4. Motivation: having an interest in learning and improving oneself.
Do we have the strength to keep going when there are obstacles in life? Motivation is about setting goals and following through with them.
When something deeply interests us, we take initiative and demonstrate the commitment to complete a task. If we are truly passionate about our goal we will persist through adversity, boredom, frustration and find creative ways through setbacks.
Embracing better health, taking steps to advance our career by attending graduate school, saving for retirement, and paying off loans are examples of goals that motivate us internally and result in self-improvement.
Marrying at the “right time”, getting the best grades, having the latest gadget or car are examples of chasing goals that flaunt wealth or status and can represent a slippery slope. Failure in the face of these kinds of goals is unlikely to result in a constructive learning opportunity. More than likely failure to maintain the perfect house, keep the kids in private schools, avoid divorce and poor performance at work will result in increasing self-doubt, and reducing one’s ability to be their own best advocate (and friend).
5. Self-Management
How do we react in the face of risk? And, how do we manage our impulses in relation to those risks? Do we think before we speak/react? Do we express ourselves appropriately?
How well would we perform a challenge in the form of a public speech, a romantic rejection, period of financial strain, immigrating to another country or lengthy physical illness? Sometimes a small cold can set us back in ways we didn’t expect. How close are we, at any time, to financial, professional, or personal disaster? What mettle are we made of?

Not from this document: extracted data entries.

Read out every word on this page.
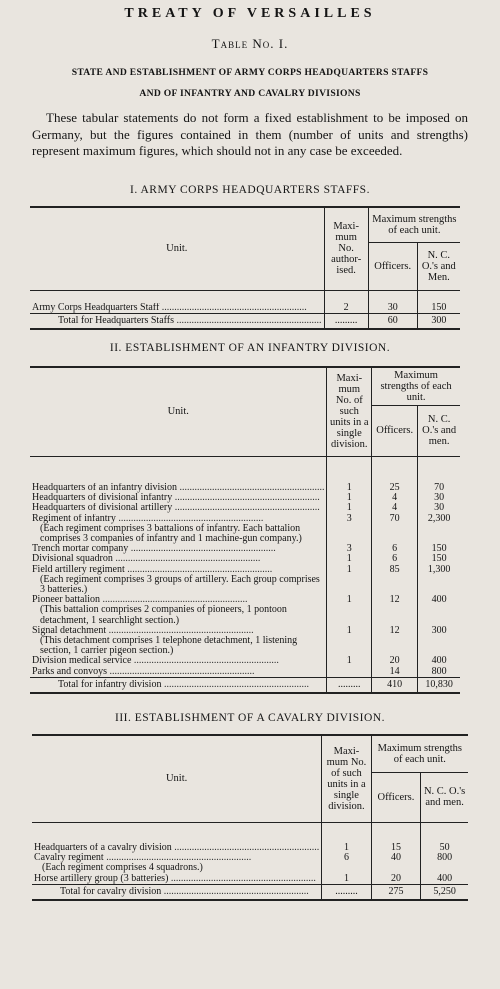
TREATY OF VERSAILLES
Table No. I.
STATE AND ESTABLISHMENT OF ARMY CORPS HEADQUARTERS STAFFS
AND OF INFANTRY AND CAVALRY DIVISIONS

These tabular statements do not form a fixed establishment to be imposed on Germany, but the figures contained in them (number of units and strengths) represent maximum figures, which should not in any case be exceeded.

I. ARMY CORPS HEADQUARTERS STAFFS.
Unit.	Maxi-mum No. author-ised.	Maximum strengths of each unit.	
		Officers.	N. C. O.'s and Men.

Army Corps Headquarters Staff ..........................................................	2	30	150
Total for Headquarters Staffs ..........................................................	.........	60	300
II. ESTABLISHMENT OF AN INFANTRY DIVISION.
Unit.	Maxi-mum No. of such units in a single division.	Maximum strengths of each unit.	
		Officers.	N. C. O.'s and men.

Headquarters of an infantry division ..........................................................	1	25	70
Headquarters of divisional infantry ..........................................................	1	4	30
Headquarters of divisional artillery ..........................................................	1	4	30
Regiment of infantry ..........................................................	3	70	2,300
(Each regiment comprises 3 battalions of infantry. Each battalion comprises 3 companies of infantry and 1 machine-gun company.)			
Trench mortar company ..........................................................	3	6	150
Divisional squadron ..........................................................	1	6	150
Field artillery regiment ..........................................................	1	85	1,300
(Each regiment comprises 3 groups of artillery. Each group comprises 3 batteries.)			
Pioneer battalion ..........................................................	1	12	400
(This battalion comprises 2 companies of pioneers, 1 pontoon detachment, 1 searchlight section.)			
Signal detachment ..........................................................	1	12	300
(This detachment comprises 1 telephone detachment, 1 listening section, 1 carrier pigeon section.)			
Division medical service ..........................................................	1	20	400
Parks and convoys ..........................................................		14	800
Total for infantry division ..........................................................	.........	410	10,830
III. ESTABLISHMENT OF A CAVALRY DIVISION.
Unit.	Maxi-mum No. of such units in a single division.	Maximum strengths of each unit.	
		Officers.	N. C. O.'s and men.

Headquarters of a cavalry division ..........................................................	1	15	50
Cavalry regiment ..........................................................	6	40	800
(Each regiment comprises 4 squadrons.)			
Horse artillery group (3 batteries) ..........................................................	1	20	400
Total for cavalry division ..........................................................	.........	275	5,250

Is the stranger dangerous or benevolent? If we lean towards be a little more direct than most, will they accept us or ghost us? Will unfamiliar situations end in a disaster? Around love, how tightly do we need to cling? If a lover, parent, sibling, friend is distant for a while, will they return? If a boss neglects regular touch points, stakeholders go silent, or direct reports fail to check in are they sabotaging us or will they still support our efforts? How controlling do we need to be? Can we approach an interesting stranger or colleague to connect on some interest or other? Or move on from an unsatisfying relationship?
Overall, do we think the world is expansive, safe and rational enough for us to have a genuine shot at fulfillment, or must we settle, resentfully, for inauthenticity and misunderstanding?
Our first answers to these questions are not our fault, or anyone else’s. They are merely the first responses that were wired into us during a galvanizing experience. Many of these questions are so hard to answer sincerely in a positive light. But, by considering them, we are at least starting to know what sort of impact our primal wounds have and, therefore, what we need to do to address it.
This blog post is part of a series related to Driving Your Self-Discovery pending publication.